Das Blog gibt einen wunderbaren Rahmen ab, um Halbgedachtes zur Diskussion zu stellen, umzudenken, neu zu denken, umzuschreiben und anders zu formulieren. Daraus mögen vielleicht ein paar abschließende Gedanken entstehen, die sich zu Thesen zusammenfassen lassen. Nicht für Kirchentüren. Fürs Nachdenken: To be continued.

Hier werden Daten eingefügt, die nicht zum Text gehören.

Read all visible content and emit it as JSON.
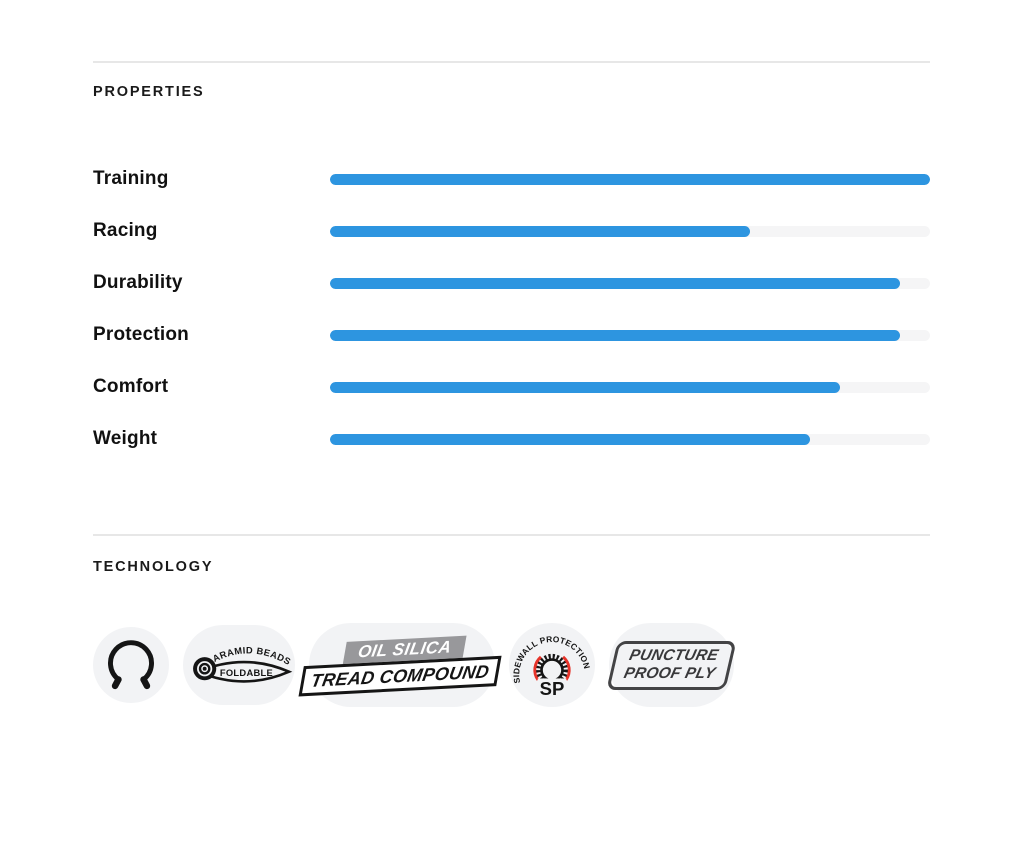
{
  "properties_section": {
    "title": "PROPERTIES",
    "items": [
      {
        "label": "Training",
        "value": 100
      },
      {
        "label": "Racing",
        "value": 70
      },
      {
        "label": "Durability",
        "value": 95
      },
      {
        "label": "Protection",
        "value": 95
      },
      {
        "label": "Comfort",
        "value": 85
      },
      {
        "label": "Weight",
        "value": 80
      }
    ]
  },
  "technology_section": {
    "title": "TECHNOLOGY",
    "badges": [
      {
        "icon": "foldable-bead-icon"
      },
      {
        "icon": "aramid-beads-foldable-icon",
        "arc_text": "ARAMID BEADS",
        "inner_text": "FOLDABLE"
      },
      {
        "icon": "oil-silica-tread-compound-icon",
        "line1": "OIL SILICA",
        "line2": "TREAD COMPOUND"
      },
      {
        "icon": "sidewall-protection-icon",
        "arc_text": "SIDEWALL PROTECTION",
        "inner_text": "SP"
      },
      {
        "icon": "puncture-proof-ply-icon",
        "line1": "PUNCTURE",
        "line2": "PROOF PLY"
      }
    ]
  },
  "colors": {
    "bar_fill_blue": "#2d95e0",
    "bar_track_gray": "#f5f5f6",
    "badge_bg_gray": "#f2f3f5",
    "badge_red_accent": "#e63329",
    "text_dark": "#151515",
    "divider_gray": "#e7e7e7"
  }
}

Das Kommentieren im Blog muss dagegen — der Premierenkritik gleich, die auch über alle der Kritik zeitlich nachfolgenden Aufführungen gültig bleiben will — jederzeit darauf insistieren, dass das Posting ein Dokument ist und bleibt, sodaß auch nach Veröffentlichung des Kommentars das Kommentierte sich noch so verhält, wie es vor dem Verfassen des Kommentares sich darstellte. Es behandelt das Unfertige als Vorliegend. Es behandelt die Pause als Ende des Prozesses. Als wäre auch der Kommentator unter jedem Artikel und in jedem Kommentar derselbe, wenn er unter dem selben Namen auftritt, immer ein anderer, wenn verschiedene Namen aufträten.

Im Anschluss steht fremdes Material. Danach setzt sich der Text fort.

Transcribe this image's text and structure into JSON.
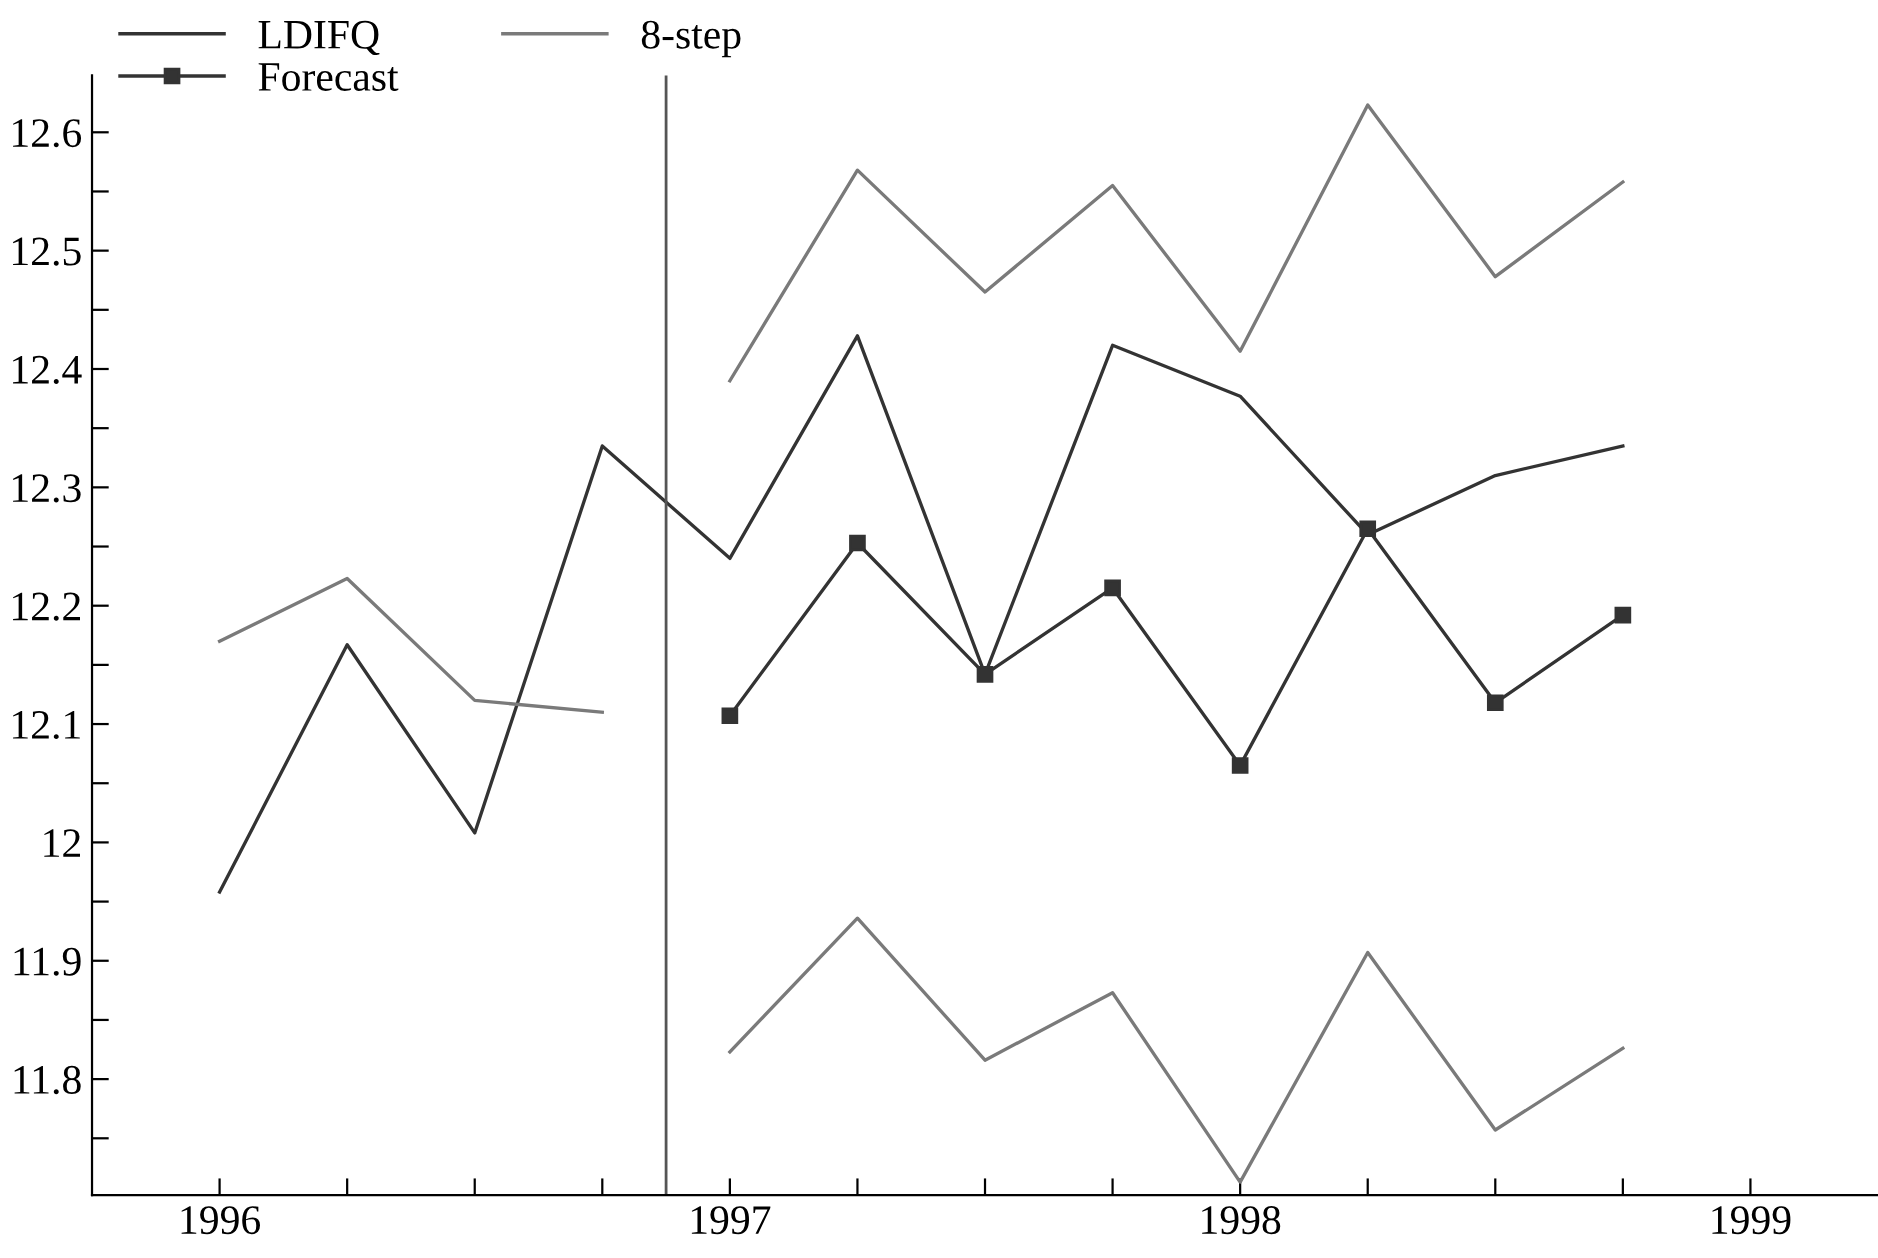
{
  "chart_data": {
    "type": "line",
    "series": [
      {
        "name": "LDIFQ",
        "color": "#333333",
        "x": [
          1996.0,
          1996.25,
          1996.5,
          1996.75,
          1997.0,
          1997.25,
          1997.5,
          1997.75,
          1998.0,
          1998.25,
          1998.5,
          1998.75
        ],
        "values": [
          11.958,
          12.167,
          12.008,
          12.335,
          12.24,
          12.428,
          12.142,
          12.42,
          12.377,
          12.26,
          12.31,
          12.335
        ]
      },
      {
        "name": "8-step",
        "color": "#7a7a7a",
        "x": [
          1997.0,
          1997.25,
          1997.5,
          1997.75,
          1998.0,
          1998.25,
          1998.5,
          1998.75
        ],
        "values": [
          12.39,
          12.568,
          12.465,
          12.555,
          12.415,
          12.623,
          12.478,
          12.558
        ]
      },
      {
        "color": "#7a7a7a",
        "x": [
          1997.0,
          1997.25,
          1997.5,
          1997.75,
          1998.0,
          1998.25,
          1998.5,
          1998.75
        ],
        "values": [
          11.823,
          11.936,
          11.816,
          11.873,
          11.713,
          11.907,
          11.757,
          11.826
        ]
      },
      {
        "color": "#7a7a7a",
        "x": [
          1996.0,
          1996.25,
          1996.5,
          1996.75
        ],
        "values": [
          12.17,
          12.223,
          12.12,
          12.11
        ]
      },
      {
        "name": "Forecast",
        "color": "#333333",
        "marker": "square",
        "x": [
          1997.0,
          1997.25,
          1997.5,
          1997.75,
          1998.0,
          1998.25,
          1998.5,
          1998.75
        ],
        "values": [
          12.107,
          12.253,
          12.142,
          12.215,
          12.065,
          12.265,
          12.118,
          12.192
        ]
      }
    ],
    "xlim": [
      1995.75,
      1999.25
    ],
    "xticks": [
      1996,
      {
        "value": 1996.25,
        "label": null
      },
      {
        "value": 1996.5,
        "label": null
      },
      {
        "value": 1996.75,
        "label": null
      },
      1997,
      {
        "value": 1997.25,
        "label": null
      },
      {
        "value": 1997.5,
        "label": null
      },
      {
        "value": 1997.75,
        "label": null
      },
      1998,
      {
        "value": 1998.25,
        "label": null
      },
      {
        "value": 1998.5,
        "label": null
      },
      {
        "value": 1998.75,
        "label": null
      },
      1999
    ],
    "ylim": [
      11.702,
      12.648
    ],
    "yticks": [
      {
        "value": 11.75,
        "label": null
      },
      11.8,
      {
        "value": 11.85,
        "label": null
      },
      11.9,
      {
        "value": 11.95,
        "label": null
      },
      12,
      {
        "value": 12.05,
        "label": null
      },
      12.1,
      {
        "value": 12.15,
        "label": null
      },
      12.2,
      {
        "value": 12.25,
        "label": null
      },
      12.3,
      {
        "value": 12.35,
        "label": null
      },
      12.4,
      {
        "value": 12.45,
        "label": null
      },
      12.5,
      {
        "value": 12.55,
        "label": null
      },
      12.6
    ],
    "ref_lines": [
      {
        "axis": "x",
        "value": 1996.875,
        "color": "#555555"
      }
    ],
    "legend": "top left",
    "grid": false
  }
}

Somit ist es, als (nicht mehr so ganz) zeitgemässe Gestalt des Ewig-Gestrigen (worin sich jenes ‑sich erhaltend- verwandelt), hyper-dokumentarisch. Not yet “post-”?
Der obige Kommentar zum “Kommentieren im Blog” weist von sich, daß jenes, was er für seinen Gegenstand behauptet auch für ihn selbst gelten könnte?
DIESER Kommentar jedenfalls möchte alle Anschuldigungen seinerseits von sich weisen: er versteht sich ebenfalls als unfertig und nicht abschlußhaft.
Was nun?
Läge da der Schluß nicht nahe, die Kommentarfunktion einfach zu deaktivieren?
Im Gegenteil. Ziel des Blog ist, gemeinsam die Dinge möglichst in Bewegung zu halten. Gemeinsam. Dabei die Veränderlichkeit als Kraft dieses Mediums zu nutzen. Glücklicherweise ist niemand hier gezwungen, an einem Dokument zu arbeiten. An einem Buch, einer Urkunde, einem Statement, einer Rede. Halten wir die Dinge im Fluß.
Vorderhand sehe ich die Blogs als Perversion der e‑Listen, die darin besteht, dass proprietäre Verhältnisse re-aktiviert werden. Es gibt wieder Autoren und Publikum und das Publikum darf sogar etwas dazu sagen (Klassischer Vortrag mit Fragen).
Rolf: Gegenüber einem Autor hat der Blogschreiber die zusätzliche Machbefugnis eines Verlegers: Entscheiden zu können, was an Kommentaren und Kritiken veröffentlicht wird und was lieber unterdrückt und zurückgehalten werden soll.